5 CONTROLE DE CONSTITUCIONALIDADE

O Decreto-lei n. 1.724, de 7 de dezembro de 1979, autorizou o Ministro da Fazenda a aumentar, reduzir ou extinguir o crédito-prêmio de IPI. Dois anos após, em 16 de dezembro de 1981, foi editado o Decreto-lei n. 1.894, mantendo a autorização para reduzir, majorar ou extinguir, acrescentando, todavia, autorização para o Ministro suspender o benefício.

Com amparo nos decretos-leis mencionados, em 7 de dezembro de 1980, foi editada a Portaria MF n. 960, suspendendo o crédito-prêmio de IPI; o incentivo foi restabelecido pela Portaria MF n. 78, de 1º de abril de 1981; e finalmente teve suas alíquotas reduzidas, com extinção completa em 1º de maio de 1985, pelas Portarias MF n. 252, de 29 de novembro de 1982, e 176, de 12 de setembro de 1984.

Após a edição dos atos administrativos suspendendo e extinguindo o benefício, esses decretos-leis foram questionados perante o poder judiciário, chegando a questão ao Supremo Tribunal Federal, que se manifestou, em alguns casos concretos, pela inconstitucionalidade da expressão “ou extinguir” do art. 1º do Decreto-lei n° 1724, de 1979 (RE186.623-3RS; RE186. 359-5RS; RE250.288-0SP).
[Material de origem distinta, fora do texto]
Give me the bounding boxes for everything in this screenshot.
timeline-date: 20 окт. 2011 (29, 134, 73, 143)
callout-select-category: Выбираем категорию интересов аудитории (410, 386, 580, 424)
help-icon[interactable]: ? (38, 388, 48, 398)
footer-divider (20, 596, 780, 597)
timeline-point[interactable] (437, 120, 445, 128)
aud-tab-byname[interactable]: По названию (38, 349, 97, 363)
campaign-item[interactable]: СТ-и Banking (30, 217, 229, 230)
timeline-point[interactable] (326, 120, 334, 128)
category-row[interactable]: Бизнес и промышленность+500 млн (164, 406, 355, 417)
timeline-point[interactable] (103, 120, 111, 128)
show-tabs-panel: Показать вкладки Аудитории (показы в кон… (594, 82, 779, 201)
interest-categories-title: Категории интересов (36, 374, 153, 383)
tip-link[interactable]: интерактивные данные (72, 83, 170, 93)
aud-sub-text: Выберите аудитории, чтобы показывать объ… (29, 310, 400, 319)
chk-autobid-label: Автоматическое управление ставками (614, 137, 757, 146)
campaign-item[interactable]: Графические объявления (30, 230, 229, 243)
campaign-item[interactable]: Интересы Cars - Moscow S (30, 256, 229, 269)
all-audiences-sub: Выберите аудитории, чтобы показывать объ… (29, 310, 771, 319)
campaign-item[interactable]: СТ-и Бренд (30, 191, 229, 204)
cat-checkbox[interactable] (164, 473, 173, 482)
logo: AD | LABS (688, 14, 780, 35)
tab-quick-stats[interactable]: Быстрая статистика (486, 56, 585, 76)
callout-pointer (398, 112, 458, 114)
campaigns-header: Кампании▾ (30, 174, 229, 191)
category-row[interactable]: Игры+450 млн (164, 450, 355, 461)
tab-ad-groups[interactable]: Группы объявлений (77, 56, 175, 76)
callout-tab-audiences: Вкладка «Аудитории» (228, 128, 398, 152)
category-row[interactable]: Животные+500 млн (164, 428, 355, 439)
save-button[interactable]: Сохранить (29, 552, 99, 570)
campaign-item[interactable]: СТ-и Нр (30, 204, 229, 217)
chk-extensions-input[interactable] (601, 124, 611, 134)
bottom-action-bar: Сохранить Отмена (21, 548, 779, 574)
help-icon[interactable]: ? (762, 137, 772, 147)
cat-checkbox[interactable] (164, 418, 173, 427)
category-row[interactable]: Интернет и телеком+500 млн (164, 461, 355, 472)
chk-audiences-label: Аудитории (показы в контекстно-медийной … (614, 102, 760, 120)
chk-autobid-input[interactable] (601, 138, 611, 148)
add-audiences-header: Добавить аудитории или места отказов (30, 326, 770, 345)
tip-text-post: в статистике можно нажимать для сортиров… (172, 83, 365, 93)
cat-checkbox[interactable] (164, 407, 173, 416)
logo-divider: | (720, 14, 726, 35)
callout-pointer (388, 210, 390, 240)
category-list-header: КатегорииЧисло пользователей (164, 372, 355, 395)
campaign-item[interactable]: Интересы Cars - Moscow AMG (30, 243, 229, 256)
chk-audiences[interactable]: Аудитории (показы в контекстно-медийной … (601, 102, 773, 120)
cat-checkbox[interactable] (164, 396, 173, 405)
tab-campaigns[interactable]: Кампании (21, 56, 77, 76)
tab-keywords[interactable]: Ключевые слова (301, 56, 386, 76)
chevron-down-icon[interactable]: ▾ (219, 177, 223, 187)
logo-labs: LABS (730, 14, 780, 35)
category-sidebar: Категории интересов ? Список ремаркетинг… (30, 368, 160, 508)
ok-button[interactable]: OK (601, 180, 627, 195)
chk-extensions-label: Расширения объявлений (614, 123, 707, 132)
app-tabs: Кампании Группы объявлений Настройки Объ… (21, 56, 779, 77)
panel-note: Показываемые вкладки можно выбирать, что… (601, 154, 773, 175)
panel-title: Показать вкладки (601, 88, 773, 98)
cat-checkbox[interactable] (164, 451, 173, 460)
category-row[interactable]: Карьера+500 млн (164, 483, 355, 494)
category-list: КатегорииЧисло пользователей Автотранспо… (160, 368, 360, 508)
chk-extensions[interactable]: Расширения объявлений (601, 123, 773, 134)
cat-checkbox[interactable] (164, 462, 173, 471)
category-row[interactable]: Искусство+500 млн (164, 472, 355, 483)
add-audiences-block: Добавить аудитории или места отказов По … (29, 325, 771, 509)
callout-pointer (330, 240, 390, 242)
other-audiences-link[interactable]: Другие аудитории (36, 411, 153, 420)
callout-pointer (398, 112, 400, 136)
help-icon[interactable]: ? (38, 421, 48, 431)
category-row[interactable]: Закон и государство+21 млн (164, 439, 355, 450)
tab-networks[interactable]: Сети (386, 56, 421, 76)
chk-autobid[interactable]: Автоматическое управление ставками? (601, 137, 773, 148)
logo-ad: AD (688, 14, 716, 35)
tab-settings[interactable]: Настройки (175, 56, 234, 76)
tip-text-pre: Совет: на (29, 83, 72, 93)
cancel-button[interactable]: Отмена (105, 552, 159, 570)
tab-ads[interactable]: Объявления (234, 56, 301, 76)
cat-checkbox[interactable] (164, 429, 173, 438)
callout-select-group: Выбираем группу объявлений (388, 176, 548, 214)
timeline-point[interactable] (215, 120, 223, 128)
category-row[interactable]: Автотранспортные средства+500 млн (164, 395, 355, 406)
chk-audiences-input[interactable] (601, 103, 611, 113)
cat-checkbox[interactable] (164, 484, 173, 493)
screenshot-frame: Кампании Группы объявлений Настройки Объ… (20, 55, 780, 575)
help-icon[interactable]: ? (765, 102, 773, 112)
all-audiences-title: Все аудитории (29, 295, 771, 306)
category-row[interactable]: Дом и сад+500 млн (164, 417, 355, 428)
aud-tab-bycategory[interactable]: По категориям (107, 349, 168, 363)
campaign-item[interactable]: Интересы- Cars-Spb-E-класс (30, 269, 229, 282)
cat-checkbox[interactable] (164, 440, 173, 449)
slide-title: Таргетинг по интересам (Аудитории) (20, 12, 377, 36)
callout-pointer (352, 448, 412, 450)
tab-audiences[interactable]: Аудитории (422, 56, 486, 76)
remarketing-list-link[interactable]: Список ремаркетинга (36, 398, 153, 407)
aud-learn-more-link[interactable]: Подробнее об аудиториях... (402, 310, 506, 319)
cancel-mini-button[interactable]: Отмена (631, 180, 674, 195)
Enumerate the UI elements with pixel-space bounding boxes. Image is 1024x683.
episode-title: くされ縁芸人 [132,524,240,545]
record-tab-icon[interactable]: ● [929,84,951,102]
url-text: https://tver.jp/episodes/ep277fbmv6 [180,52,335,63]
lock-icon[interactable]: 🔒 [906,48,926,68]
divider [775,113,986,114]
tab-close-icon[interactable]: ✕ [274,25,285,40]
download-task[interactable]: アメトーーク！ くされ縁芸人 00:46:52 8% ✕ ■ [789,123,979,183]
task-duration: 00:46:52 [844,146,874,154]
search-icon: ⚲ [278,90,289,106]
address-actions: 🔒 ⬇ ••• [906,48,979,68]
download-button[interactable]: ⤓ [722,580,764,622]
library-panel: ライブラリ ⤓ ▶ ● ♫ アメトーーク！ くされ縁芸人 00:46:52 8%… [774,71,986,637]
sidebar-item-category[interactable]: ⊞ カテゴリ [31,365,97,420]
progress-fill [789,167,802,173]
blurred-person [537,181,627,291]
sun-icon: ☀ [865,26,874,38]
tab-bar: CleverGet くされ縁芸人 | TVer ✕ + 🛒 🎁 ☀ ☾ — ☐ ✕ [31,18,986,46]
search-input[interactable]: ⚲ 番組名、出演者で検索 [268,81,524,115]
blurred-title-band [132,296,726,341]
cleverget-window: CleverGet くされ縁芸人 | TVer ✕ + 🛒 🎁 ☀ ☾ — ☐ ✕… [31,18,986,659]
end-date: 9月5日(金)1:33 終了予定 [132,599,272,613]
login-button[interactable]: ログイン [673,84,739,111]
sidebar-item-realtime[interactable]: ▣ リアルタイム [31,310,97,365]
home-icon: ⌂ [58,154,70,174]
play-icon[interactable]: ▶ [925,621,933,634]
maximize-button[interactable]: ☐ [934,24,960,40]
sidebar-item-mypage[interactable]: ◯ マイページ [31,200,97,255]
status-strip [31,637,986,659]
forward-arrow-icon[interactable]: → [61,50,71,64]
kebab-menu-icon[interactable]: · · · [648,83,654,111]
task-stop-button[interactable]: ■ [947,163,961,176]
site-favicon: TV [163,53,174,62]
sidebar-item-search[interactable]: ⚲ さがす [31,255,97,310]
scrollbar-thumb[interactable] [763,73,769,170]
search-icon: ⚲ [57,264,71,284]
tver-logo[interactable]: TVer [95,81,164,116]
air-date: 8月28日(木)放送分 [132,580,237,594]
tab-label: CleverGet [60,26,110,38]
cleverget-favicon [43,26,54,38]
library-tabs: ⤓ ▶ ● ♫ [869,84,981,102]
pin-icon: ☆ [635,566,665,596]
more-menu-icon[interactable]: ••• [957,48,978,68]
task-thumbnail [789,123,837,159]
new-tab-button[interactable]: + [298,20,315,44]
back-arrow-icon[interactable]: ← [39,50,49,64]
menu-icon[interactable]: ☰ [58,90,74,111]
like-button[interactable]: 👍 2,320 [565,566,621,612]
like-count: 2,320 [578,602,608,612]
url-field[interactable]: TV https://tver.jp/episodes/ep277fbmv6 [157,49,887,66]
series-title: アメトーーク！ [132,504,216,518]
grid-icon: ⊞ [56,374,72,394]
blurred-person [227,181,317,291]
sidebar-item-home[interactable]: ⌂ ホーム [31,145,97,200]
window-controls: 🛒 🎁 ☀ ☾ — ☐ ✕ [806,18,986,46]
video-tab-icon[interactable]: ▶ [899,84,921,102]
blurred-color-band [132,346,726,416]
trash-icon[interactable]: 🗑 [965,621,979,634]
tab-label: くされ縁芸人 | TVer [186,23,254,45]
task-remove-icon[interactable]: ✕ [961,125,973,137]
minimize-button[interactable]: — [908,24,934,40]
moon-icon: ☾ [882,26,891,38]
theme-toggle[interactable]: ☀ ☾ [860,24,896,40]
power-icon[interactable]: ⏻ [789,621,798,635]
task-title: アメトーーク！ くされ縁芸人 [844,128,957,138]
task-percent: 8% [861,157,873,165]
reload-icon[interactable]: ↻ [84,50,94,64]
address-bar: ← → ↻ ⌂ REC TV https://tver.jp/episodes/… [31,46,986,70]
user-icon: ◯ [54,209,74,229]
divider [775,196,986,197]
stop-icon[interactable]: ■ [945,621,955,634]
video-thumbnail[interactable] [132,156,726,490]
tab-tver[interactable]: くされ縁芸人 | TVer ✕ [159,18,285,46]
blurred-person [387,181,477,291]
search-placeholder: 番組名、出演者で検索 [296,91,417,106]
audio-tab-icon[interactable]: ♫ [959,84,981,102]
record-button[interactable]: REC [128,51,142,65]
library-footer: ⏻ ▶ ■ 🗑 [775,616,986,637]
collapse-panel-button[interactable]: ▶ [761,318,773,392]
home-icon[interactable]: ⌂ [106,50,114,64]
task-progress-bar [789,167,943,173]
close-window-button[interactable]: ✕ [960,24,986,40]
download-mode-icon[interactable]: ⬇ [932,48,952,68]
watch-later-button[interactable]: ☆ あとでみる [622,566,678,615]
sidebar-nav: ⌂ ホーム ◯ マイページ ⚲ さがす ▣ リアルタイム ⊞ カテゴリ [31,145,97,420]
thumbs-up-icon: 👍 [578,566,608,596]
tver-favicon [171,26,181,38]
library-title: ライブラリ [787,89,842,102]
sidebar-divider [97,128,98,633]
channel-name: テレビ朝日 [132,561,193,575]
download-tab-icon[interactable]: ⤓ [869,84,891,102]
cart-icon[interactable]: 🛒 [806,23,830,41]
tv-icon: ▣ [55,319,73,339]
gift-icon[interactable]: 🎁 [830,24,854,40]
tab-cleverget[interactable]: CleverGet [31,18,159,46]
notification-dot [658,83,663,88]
No RE180.828RS, o Supremo Tribunal Federal declarou a inconstitucionalidade da expressão “ou reduzir, temporária ou definitivamente, ou extinguir” do art. 1º do DL n. 1.724, de 1979, e das expressões “reduzi-los” e “suspendê-los ou extingui-los”, no inciso I do art. 3º do Decreto-lei n. 1.894, de 16 de dezembro de 1981.